# case study: Enron

In [None]:
from utils_WF import *
from utils_Enron import *

In [None]:
# read from Enron-data

enron = pd.read_csv('Enron-data/emails_processed.csv')  # obtained and processed from https://www.cs.cmu.edu/~enron/
enron['Date'] = pd.to_datetime(enron['Date'])  # convert Date to datetime
enron = enron[enron['From'] != enron['To']]  # remove self-to-self emails
enron

In [None]:
employees = sorted(set(enron.From) | set(enron.To))
employees

In [None]:
pos = pickle.load(open('Enron-data/pos.pkl', 'rb'))

In [None]:
# initialize a directed graph for the entire year
G_total = nx.DiGraph()

# add nodes (employees) to the graph
G_total.add_nodes_from(employees)

# add edges (email exchanges) with frequency as edge weight for the entire year
for index, row in enron.iterrows():
    if row['From'] in employees and row['To'] in employees:
        if G_total.has_edge(row['From'], row['To']):
            G_total[row['From']][row['To']]['weight'] += 1/12
        else:
            G_total.add_edge(row['From'], row['To'], weight=1/12)


In [None]:
plot_year(G_total, pos, 'Enron Email Network 2001', save=True)

In [None]:
G_total.number_of_nodes(), G_total.number_of_edges()

In [None]:
G_months = []
A_months = []

for month in range(1, 13):
    G_month = nx.DiGraph()
    G_month.add_nodes_from(G_total.nodes())
    enron_month = enron[enron['Date'].dt.month == month]
    for index, row in enron_month.iterrows():
        if row['From'] in G_total.nodes() and row['To'] in G_total.nodes():
            if G_month.has_edge(row['From'], row['To']):
                G_month[row['From']][row['To']]['weight'] += 1
            else:
                G_month.add_edge(row['From'], row['To'], weight=1)
    G_months.append(G_month)
    A_months.append(nx.to_numpy_array(G_month, nodelist=employees))

In [None]:
plot_months(G_months, pos, 'Months_raw', save=True)

In [None]:
A_total = nx.to_numpy_array(G_total, nodelist=employees)
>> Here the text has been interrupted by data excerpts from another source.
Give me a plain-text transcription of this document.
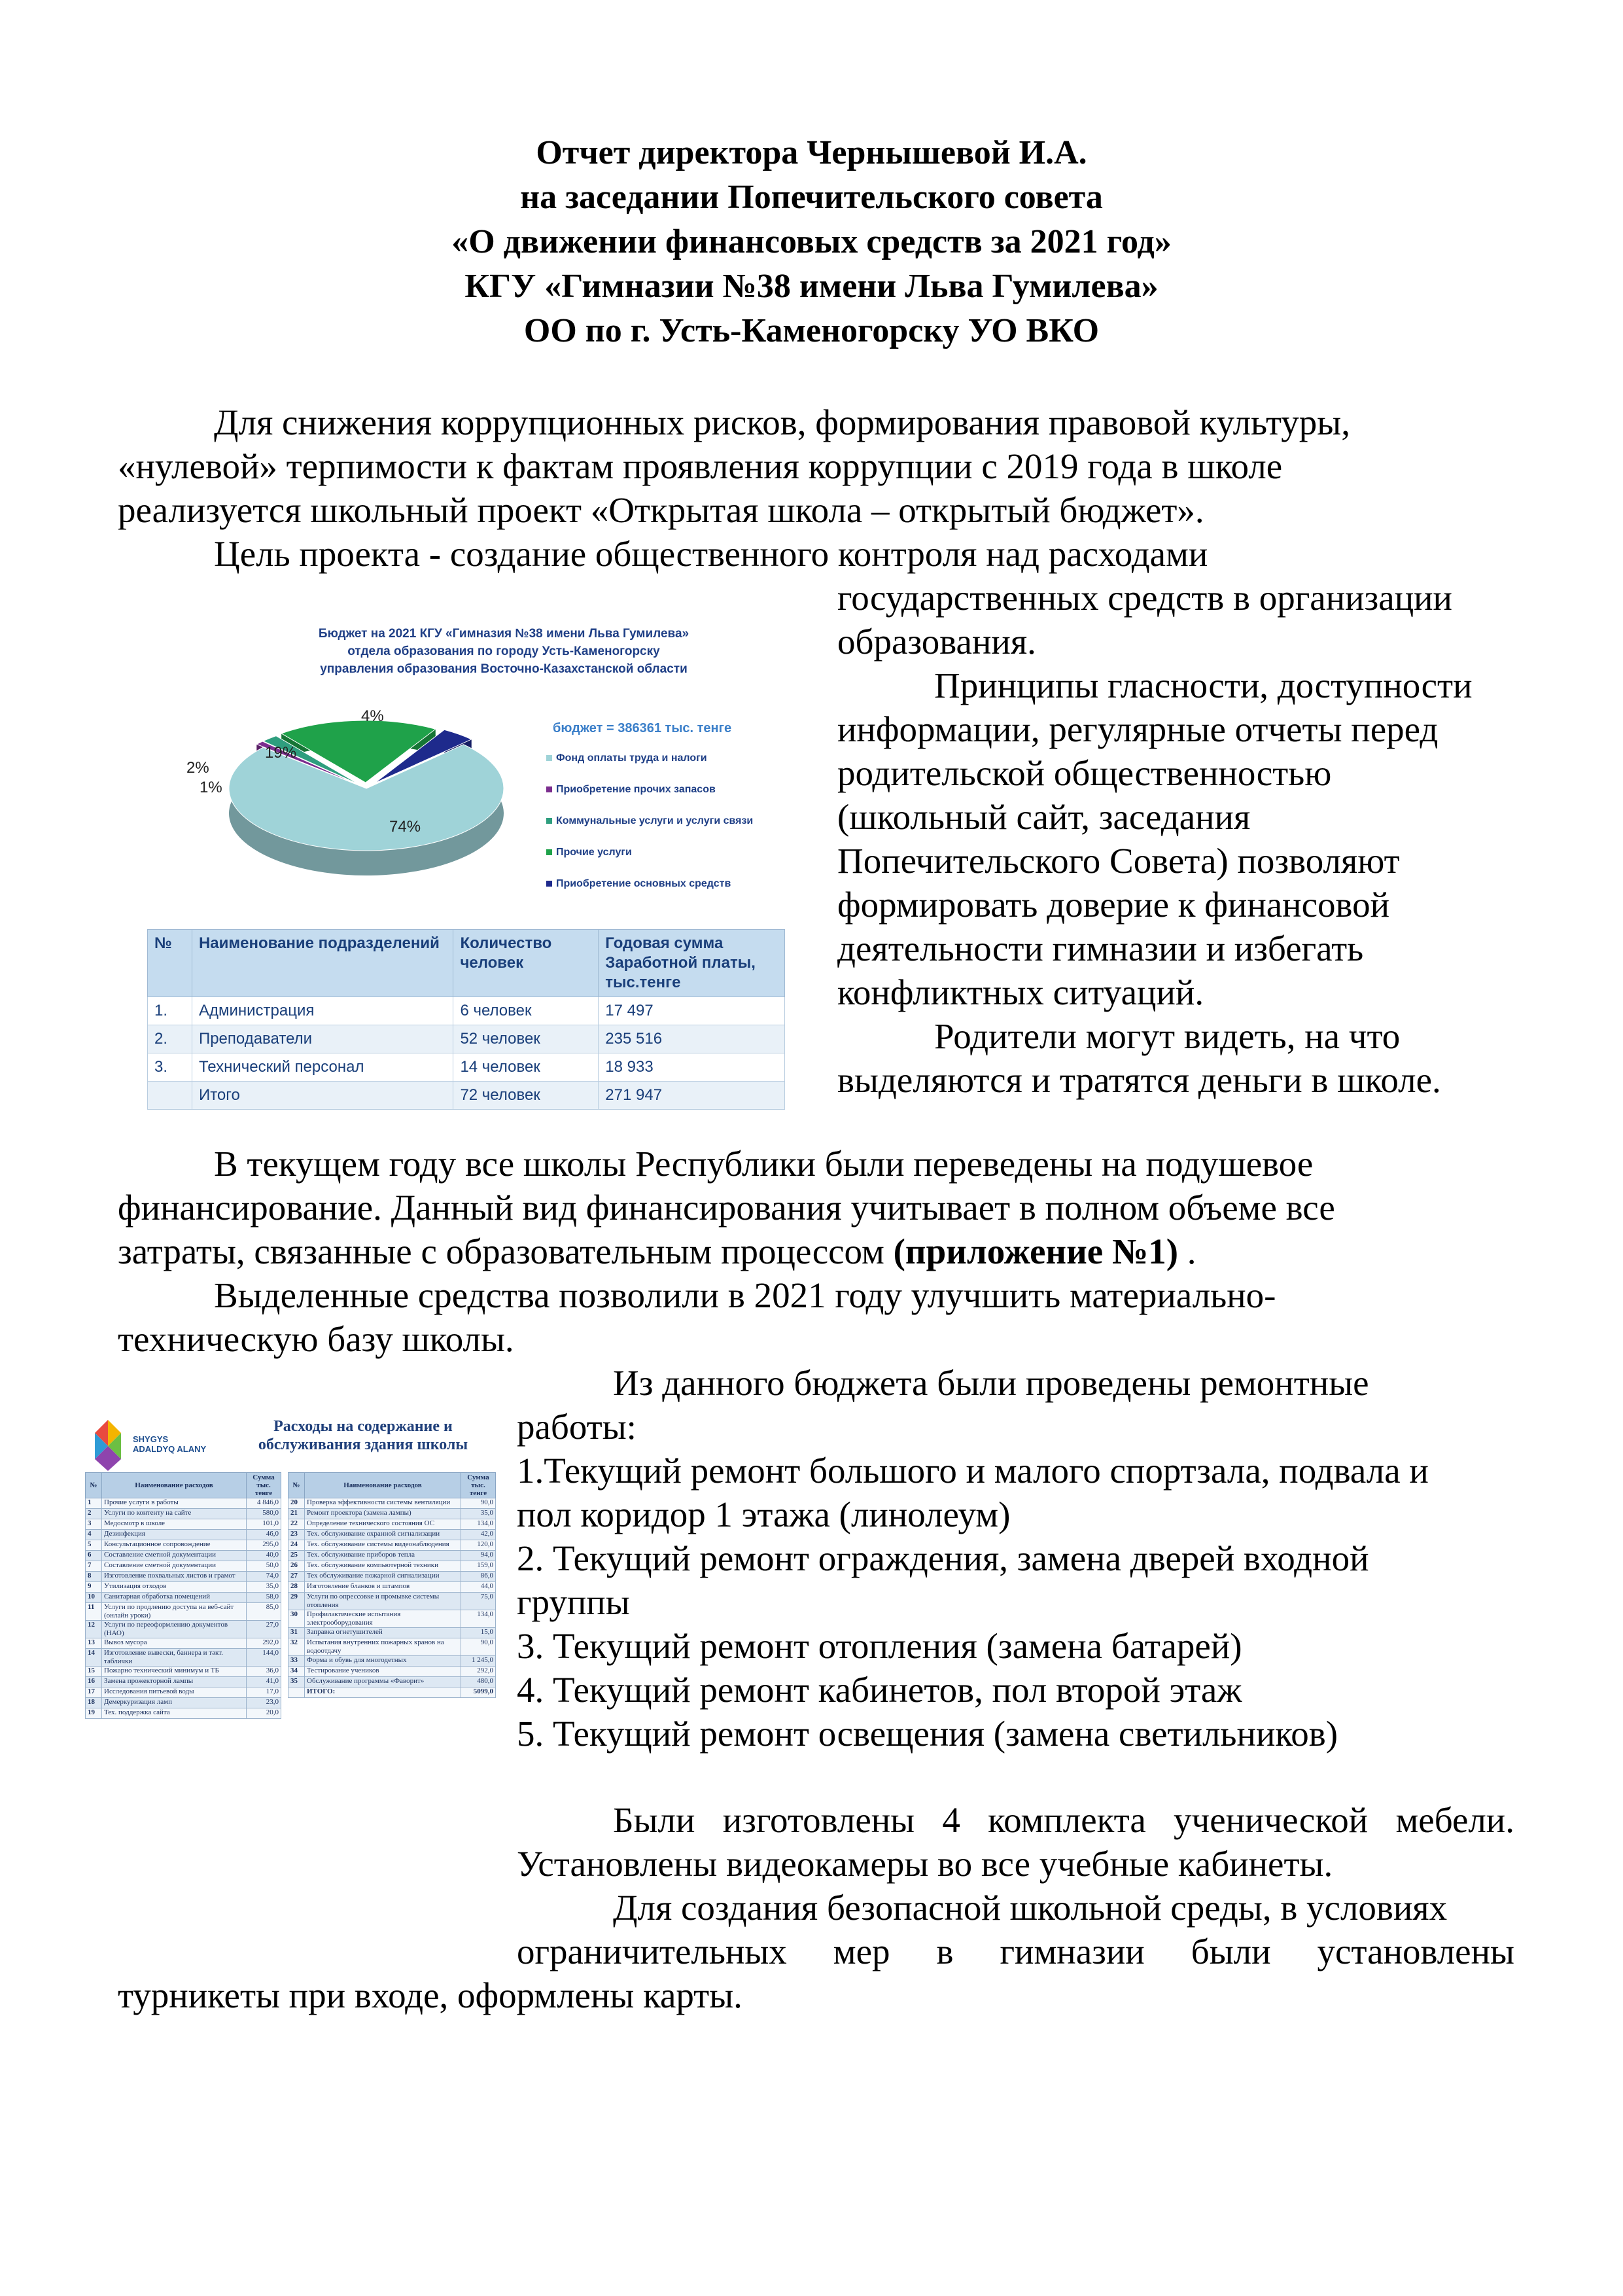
Отчет директора Чернышевой И.А.
на заседании Попечительского совета
«О движении финансовых средств за 2021 год»
КГУ «Гимназии №38 имени Льва Гумилева»
ОО по г. Усть-Каменогорску УО ВКО
Для снижения коррупционных рисков, формирования правовой культуры,
«нулевой» терпимости к фактам проявления коррупции с 2019 года в школе
реализуется школьный проект «Открытая школа – открытый бюджет».
Цель проекта - создание общественного контроля над расходами
государственных средств в организации
образования.
Принципы гласности, доступности
информации, регулярные отчеты перед
родительской общественностью
(школьный сайт, заседания
Попечительского Совета) позволяют
формировать доверие к финансовой
деятельности гимназии и избегать
конфликтных ситуаций.
Родители могут видеть, на что
выделяются и тратятся деньги в школе.
Бюджет на 2021 КГУ «Гимназия №38 имени Льва Гумилева»
отдела образования по городу Усть-Каменогорску
управления образования Восточно-Казахстанской области
74%
1%
2%
19%
4%
бюджет = 386361 тыс. тенге
Фонд оплаты труда и налоги
Приобретение прочих запасов
Коммунальные услуги и услуги связи
Прочие услуги
Приобретение основных средств
№	Наименование подразделений	Количество человек	Годовая сумма Заработной платы, тыс.тенге
1.	Администрация	6 человек	17 497
2.	Преподаватели	52 человек	235 516
3.	Технический персонал	14 человек	18 933
	Итого	72 человек	271 947
В текущем году все школы Республики были переведены на подушевое
финансирование. Данный вид финансирования учитывает в полном объеме все
затраты, связанные с образовательным процессом (приложение №1) .
Выделенные средства позволили в 2021 году улучшить материально-
техническую базу школы.
Из данного бюджета были проведены ремонтные
работы:
1.Текущий ремонт большого и малого спортзала, подвала и
пол коридор 1 этажа (линолеум)
2. Текущий ремонт ограждения, замена дверей входной
группы
3. Текущий ремонт отопления (замена батарей)
4. Текущий ремонт кабинетов, пол второй этаж
5. Текущий ремонт освещения (замена светильников)
Были изготовлены 4 комплекта ученической мебели.
Установлены видеокамеры во все учебные кабинеты.
Для создания безопасной школьной среды, в условиях
ограничительных мер в гимназии были установлены
турникеты при входе, оформлены карты.
SHYGYS
ADALDYQ ALANY
Расходы на содержание и
обслуживания здания школы
№	Наименование расходов	Сумма тыс. тенге
1	Прочие услуги в работы	4 846,0
2	Услуги по контенту на сайте	580,0
3	Медосмотр в школе	101,0
4	Дезинфекция	46,0
5	Консультационное сопровождение	295,0
6	Составление сметной документации	40,0
7	Составление сметной документации	50,0
8	Изготовление похвальных листов и грамот	74,0
9	Утилизация отходов	35,0
10	Санитарная обработка помещений	58,0
11	Услуги по продлению доступа на веб-сайт (онлайн уроки)	85,0
12	Услуги по переоформлению документов (НАО)	27,0
13	Вывоз мусора	292,0
14	Изготовление вывески, баннера и тəкт. таблички	144,0
15	Пожарно технический минимум и ТБ	36,0
16	Замена прожекторной лампы	41,0
17	Исследования питьевой воды	17,0
18	Демеркуризация ламп	23,0
19	Тех. поддержка сайта	20,0
№	Наименование расходов	Сумма тыс. тенге
20	Проверка эффективности системы вентиляции	90,0
21	Ремонт проектора (замена лампы)	35,0
22	Определение технического состояния ОС	134,0
23	Тех. обслуживание охранной сигнализации	42,0
24	Тех. обслуживание системы видеонаблюдения	120,0
25	Тех. обслуживание приборов тепла	94,0
26	Тех. обслуживание компьютерной техники	159,0
27	Тех обслуживание пожарной сигнализации	86,0
28	Изготовление бланков и штампов	44,0
29	Услуги по опрессовке и промывке системы отопления	75,0
30	Профилактические испытания электрооборудования	134,0
31	Заправка огнетушителей	15,0
32	Испытания внутренних пожарных кранов на водоотдачу	90,0
33	Форма и обувь для многодетных	1 245,0
34	Тестирование учеников	292,0
35	Обслуживание программы «Фаворит»	480,0
	ИТОГО:	5099,0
np.save('Enron-data/results/A_total.npy', A_total)

with open('Enron-data/results/A_months_raw.pkl', 'wb') as f:
    pickle.dump(A_months, f)

In [None]:
a_months = [A_month.flatten() for A_month in A_months]
covariance_matrix = np.cov(np.array(a_months).T)

In [None]:
A_months_filtered = []
G_months_filtered = []

num_days_each_month = [31, 28, 31, 30, 31, 30, 31, 31, 30, 31, 30, 31]
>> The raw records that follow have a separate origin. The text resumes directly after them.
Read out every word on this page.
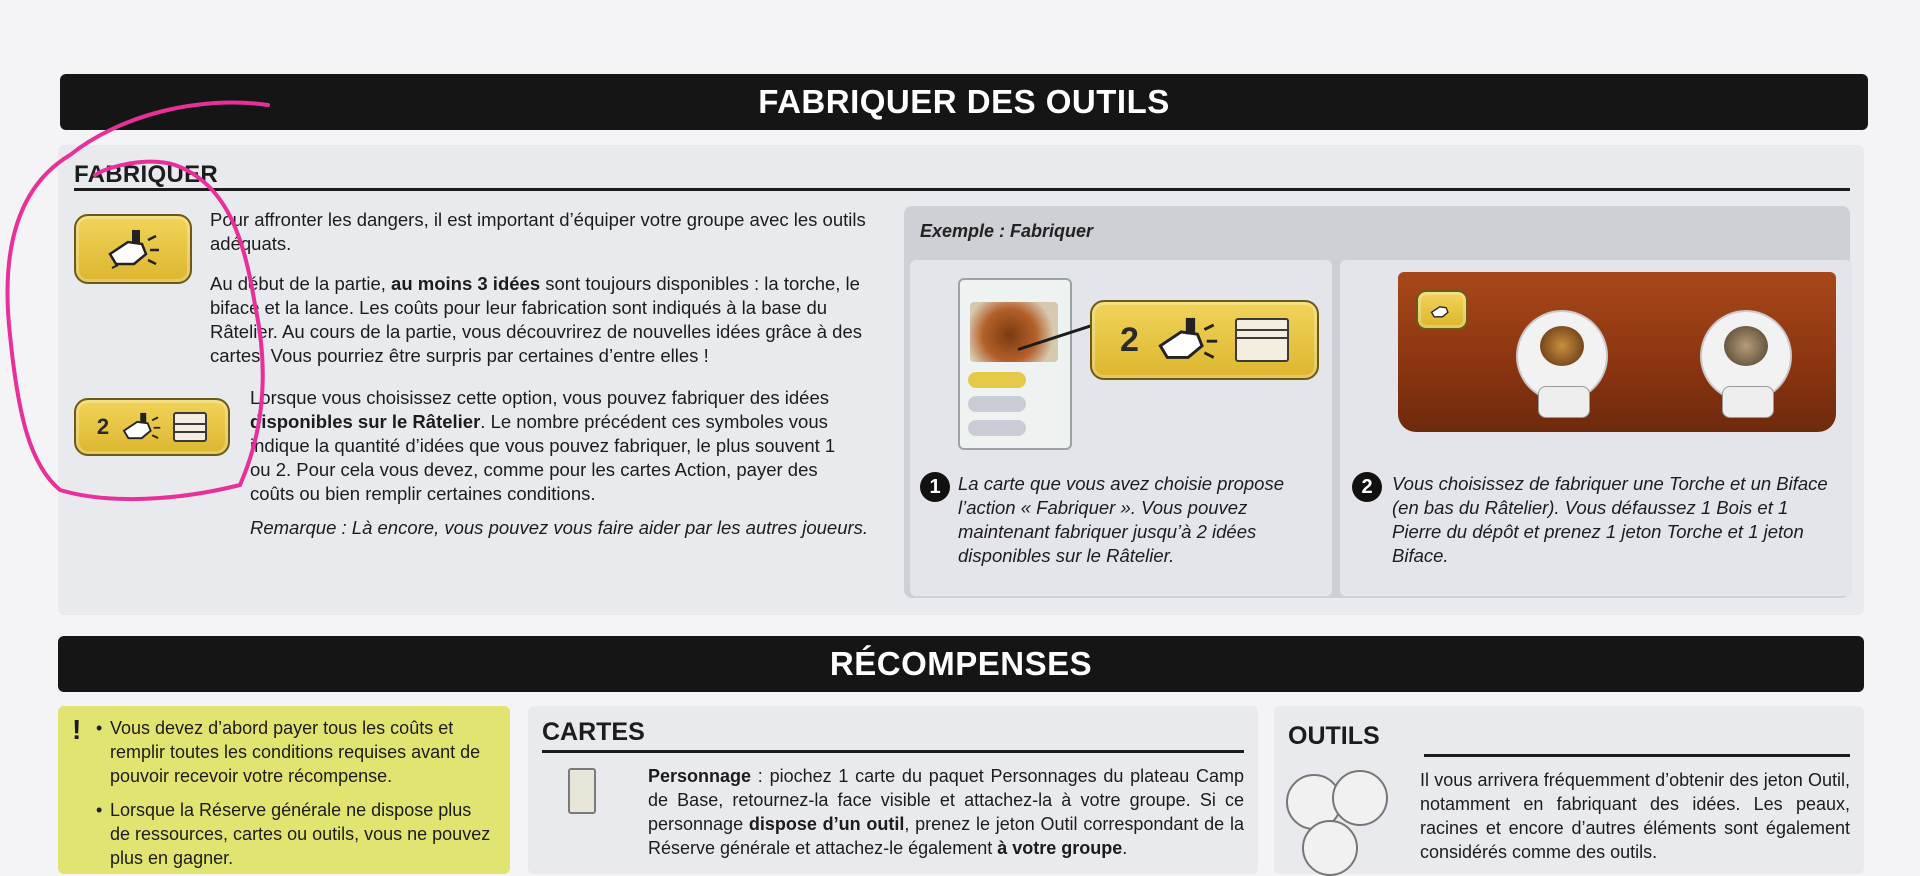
FABRIQUER DES OUTILS
FABRIQUER
Pour affronter les dangers, il est important d’équiper votre groupe avec les outils adéquats.
Au début de la partie, au moins 3 idées sont toujours disponibles : la torche, le biface et la lance. Les coûts pour leur fabrication sont indiqués à la base du Râtelier. Au cours de la partie, vous découvrirez de nouvelles idées grâce à des cartes. Vous pourriez être surpris par certaines d’entre elles !
2
Lorsque vous choisissez cette option, vous pouvez fabriquer des idées disponibles sur le Râtelier. Le nombre précédent ces symboles vous indique la quantité d’idées que vous pouvez fabriquer, le plus souvent 1 ou 2. Pour cela vous devez, comme pour les cartes Action, payer des coûts ou bien remplir certaines conditions.
Remarque : Là encore, vous pouvez vous faire aider par les autres joueurs.
Exemple : Fabriquer
2
1 La carte que vous avez choisie propose l’action « Fabriquer ». Vous pouvez maintenant fabriquer jusqu’à 2 idées disponibles sur le Râtelier.
2	Vous choisissez de fabriquer une Torche et un Biface (en bas du Râtelier). Vous défaussez 1 Bois et 1 Pierre du dépôt et prenez 1 jeton Torche et 1 jeton Biface.
RÉCOMPENSES
! • Vous devez d’abord payer tous les coûts et remplir toutes les conditions requises avant de pouvoir recevoir votre récompense.
• Lorsque la Réserve générale ne dispose plus de ressources, cartes ou outils, vous ne pouvez plus en gagner.
CARTES
Personnage : piochez 1 carte du paquet Personnages du plateau Camp de Base, retournez-la face visible et attachez-la à votre groupe. Si ce personnage dispose d’un outil, prenez le jeton Outil correspondant de la Réserve générale et attachez-le également à votre groupe.
OUTILS
Il vous arrivera fréquemment d’obtenir des jeton Outil, notamment en fabriquant des idées. Les peaux, racines et encore d’autres éléments sont également considérés comme des outils.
for month in range(1, 13):

    print(f"Processing month {month}...")

    G_month = G_months[month-1]
    A_month = A_months[month-1]

    # Between-month noise covariance: estimated from between-month data.
    covariance_matrix_month = covariance_matrix

    # Filter
    A_month_filtered = filter_small_cov(A_month, covariance_matrix_month, epsilon = 1e-6, onlypos=True, noSL=True)
    A_months_filtered.append(A_month_filtered)
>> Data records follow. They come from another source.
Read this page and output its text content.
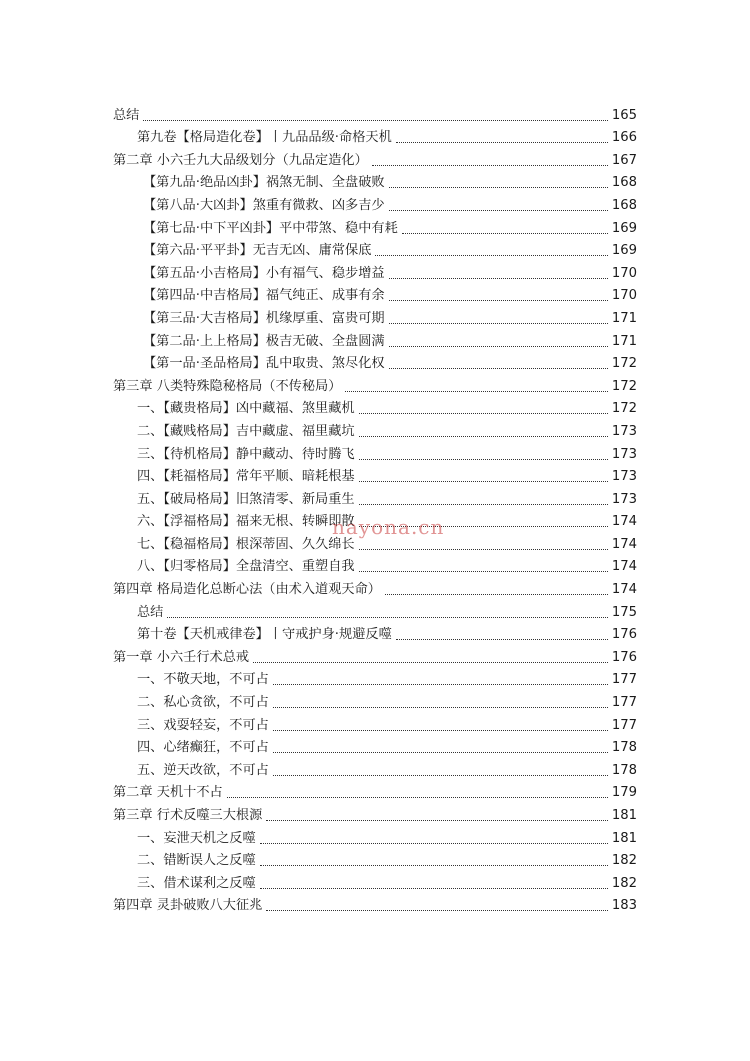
总结	165
第九卷【格局造化卷】丨九品品级·命格天机	166
第二章 小六壬九大品级划分（九品定造化）	167
【第九品·绝品凶卦】祸煞无制、全盘破败	168
【第八品·大凶卦】煞重有微救、凶多吉少	168
【第七品·中下平凶卦】平中带煞、稳中有耗	169
【第六品·平平卦】无吉无凶、庸常保底	169
【第五品·小吉格局】小有福气、稳步增益	170
【第四品·中吉格局】福气纯正、成事有余	170
【第三品·大吉格局】机缘厚重、富贵可期	171
【第二品·上上格局】极吉无破、全盘圆满	171
【第一品·圣品格局】乱中取贵、煞尽化权	172
第三章 八类特殊隐秘格局（不传秘局）	172
一、【藏贵格局】凶中藏福、煞里藏机	172
二、【藏贱格局】吉中藏虚、福里藏坑	173
三、【待机格局】静中藏动、待时腾飞	173
四、【耗福格局】常年平顺、暗耗根基	173
五、【破局格局】旧煞清零、新局重生	173
六、【浮福格局】福来无根、转瞬即散	174
七、【稳福格局】根深蒂固、久久绵长	174
八、【归零格局】全盘清空、重塑自我	174
第四章 格局造化总断心法（由术入道观天命）	174
总结	175
第十卷【天机戒律卷】丨守戒护身·规避反噬	176
第一章 小六壬行术总戒	176
一、不敬天地，不可占	177
二、私心贪欲，不可占	177
三、戏耍轻妄，不可占	177
四、心绪癫狂，不可占	178
五、逆天改欲，不可占	178
第二章 天机十不占	179
第三章 行术反噬三大根源	181
一、妄泄天机之反噬	181
二、错断误人之反噬	182
三、借术谋利之反噬	182
第四章 灵卦破败八大征兆	183
nayona.cn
    G_month_filtered = nx.from_numpy_array(A_month_filtered, create_using=nx.DiGraph)
    G_month_filtered = nx.relabel_nodes(G_month_filtered, dict(enumerate(employees)))
    G_months_filtered.append(G_month_filtered)

In [None]:
# plot G_months_filtered
plot_year(G_month_filtered, pos, 'Months_filtered', save=False)

In [None]:
MSE(A_total, A_month_filtered)

In [None]:
plot_months(G_months_filtered, pos, 'Months_betw_new', save=True)

In [None]:
with open('Enron-data/results/A_months_betw_new.pkl', 'wb') as f:
    pickle.dump(A_months_filtered, f)

In [None]:
A_months_filtered = []
G_months_filtered = []

num_days_each_month = [31, 28, 31, 30, 31, 30, 31, 31, 30, 31, 30, 31]

for month in range(1, 13):

    print(f"Processing month {month}...")

    G_month = G_months[month-1]
    A_month = A_months[month-1]

    # Between-month noise covariance: using a naive diagonal ansatz.
    covariance_matrix_month = np.diag([np.var(A_month) for _ in range(len(A_month.flatten()))])

    # Filter
    A_month_filtered = filter_small_cov(A_month, covariance_matrix_month, epsilon = 1e-6, onlypos=True, noSL=True, renorm=True)
    A_months_filtered.append(A_month_filtered)

    G_month_filtered = nx.from_numpy_array(A_month_filtered, create_using=nx.DiGraph)
    G_month_filtered = nx.relabel_nodes(G_month_filtered, dict(enumerate(employees)))
    G_months_filtered.append(G_month_filtered)

In [None]:
plot_months(G_months_filtered, pos, 'Months_diag_new', save=True)

In [None]:
with open('Enron-data/results/A_months_diag_new.pkl', 'wb') as f:
    pickle.dump(A_months_filtered, f)